A mess, yes, but not because it signals the collapse of the renewables industry. The Solyndra debacle has resulted in a mixed messages and misinformation, obscuring reality: the solar energy is making tremendous strides.
What killed Solyndra?
There are several factors that contributed to Solyndra’s bankruptcy, but one in particular can be perceived as a positive turn of events—falling module prices. Ironically, one could argue it was the explosion of the solar industry that played a big role in Solyndra’s demise.
Back in 2005, Solyndra offered a unique system design, one that did not rely on polysilicon, the primary material for the traditional crystalline solar module. At the time, this business model had strong potential for competing in a market hampered by high costs of polysilicon. Instead, the thin film product used copper indium gallium diselenide, and, by applying the thin film to a cylindrical design, the modules could be easily installed for maximum exposure to the sun. The novel approach initially attracted many investors.
But then the price of polysilicon nosedived due to a combination of increased demand for and production of crystalline silcon solar modules. Between the period when Solyndra applied for and was awarded the loan guarantee (December 2006-June 2009), the price of polysilicon went from about $300/kg to $460/kg—then plummeted below $60/kg. It has remained around $70/kg since.

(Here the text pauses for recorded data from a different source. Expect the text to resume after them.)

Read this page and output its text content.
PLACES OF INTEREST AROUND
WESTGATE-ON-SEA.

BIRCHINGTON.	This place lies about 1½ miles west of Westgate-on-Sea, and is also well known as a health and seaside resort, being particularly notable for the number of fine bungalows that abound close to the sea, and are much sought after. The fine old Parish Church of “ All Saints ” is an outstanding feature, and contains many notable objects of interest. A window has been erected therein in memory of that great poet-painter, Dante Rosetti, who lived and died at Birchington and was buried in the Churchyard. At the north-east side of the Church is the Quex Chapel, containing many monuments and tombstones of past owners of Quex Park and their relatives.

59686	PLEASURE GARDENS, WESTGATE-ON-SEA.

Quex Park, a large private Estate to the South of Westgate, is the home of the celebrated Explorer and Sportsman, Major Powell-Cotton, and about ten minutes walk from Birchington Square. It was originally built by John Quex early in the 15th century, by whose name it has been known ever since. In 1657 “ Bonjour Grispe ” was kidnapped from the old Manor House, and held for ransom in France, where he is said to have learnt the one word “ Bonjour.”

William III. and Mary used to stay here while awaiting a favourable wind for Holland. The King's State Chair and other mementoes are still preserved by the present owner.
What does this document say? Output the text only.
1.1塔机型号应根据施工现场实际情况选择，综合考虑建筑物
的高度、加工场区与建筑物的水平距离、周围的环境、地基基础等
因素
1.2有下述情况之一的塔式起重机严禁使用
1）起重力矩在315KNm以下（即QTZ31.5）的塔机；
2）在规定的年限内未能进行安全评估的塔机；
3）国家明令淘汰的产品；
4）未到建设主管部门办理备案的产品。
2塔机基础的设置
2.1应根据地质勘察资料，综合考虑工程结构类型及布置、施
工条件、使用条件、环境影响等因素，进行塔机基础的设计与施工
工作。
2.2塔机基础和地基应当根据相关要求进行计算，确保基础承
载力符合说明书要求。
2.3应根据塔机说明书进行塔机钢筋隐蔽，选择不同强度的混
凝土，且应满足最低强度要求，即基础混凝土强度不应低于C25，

To be fair, the failure of Solyndra cannot be entirely blamed on these prices. However, it most certainly had an impact on the advantages of its technology. The market, not the government, had already chosen a winner. In a September 9th memorandum, the Congressional Research Service echoed this sentiment:
The solar market has essentially become commoditized. Solar PV firms that have proven technology, can warranty their products, and have enough operational performance to satisfy financial risk concerns of dept and equity finance provider will be acceptable solutions for solar PV projects. Competition therefore will likely be based on either module prices or electricity costs. Solyndra’s technology is relatively new with limited operational performance history.
Solar Power: Clear Skies or Clouds?
Solyndra is just one of many solar companies, so it’s a stretch to suggest they’re emblematic of an entire industry (check out this great infographic—Solyndra vs. the solar industry). In truth, the solar industry is demonstrating improved strength and growth—two words that aren’t frequently used to describe today’s economy. In the last six years, solar photovoltaic installations increased by an average of 64 percent. And in just over a year (August 2010 to August 2011), the industry saw a 6.8 percent growth in private sector jobs. All this while U.S. job growth languished at 0.7 percent.
This is positive news, but the solar industry still has ground to cover. Although prices continue to fall, solar must reach an even more competitive price while demonstrating additional benefits.
“I think the most important lesson is that, for the solar industry to survive and to flourish, it’s absolutely essential that the industry provide a product that has market demand,” said Ned Harvey, Rocky Mountain Institute’s Chief Operating Officer. We’ve got to identify some other mechanisms that benefit what solar can provide to consumers and utilities. Price is always going to be important, but we’ve really got to understand the impact of price on both supply and demand”
Poised for Take-Off
The solar industry is on the cusp of even greater success. Betting the future of an entire industry on the failure of one company is at best foolish and at worst dangerous. The growth of this industry is good for jobs and it’s good for American competitiveness.
“If we want to capture the benefits in our country,” Harvey said, “if we want the U.S. to be a leading player in clean tech and clean energy, it’s going to take investments and they’re not all going to pay off.”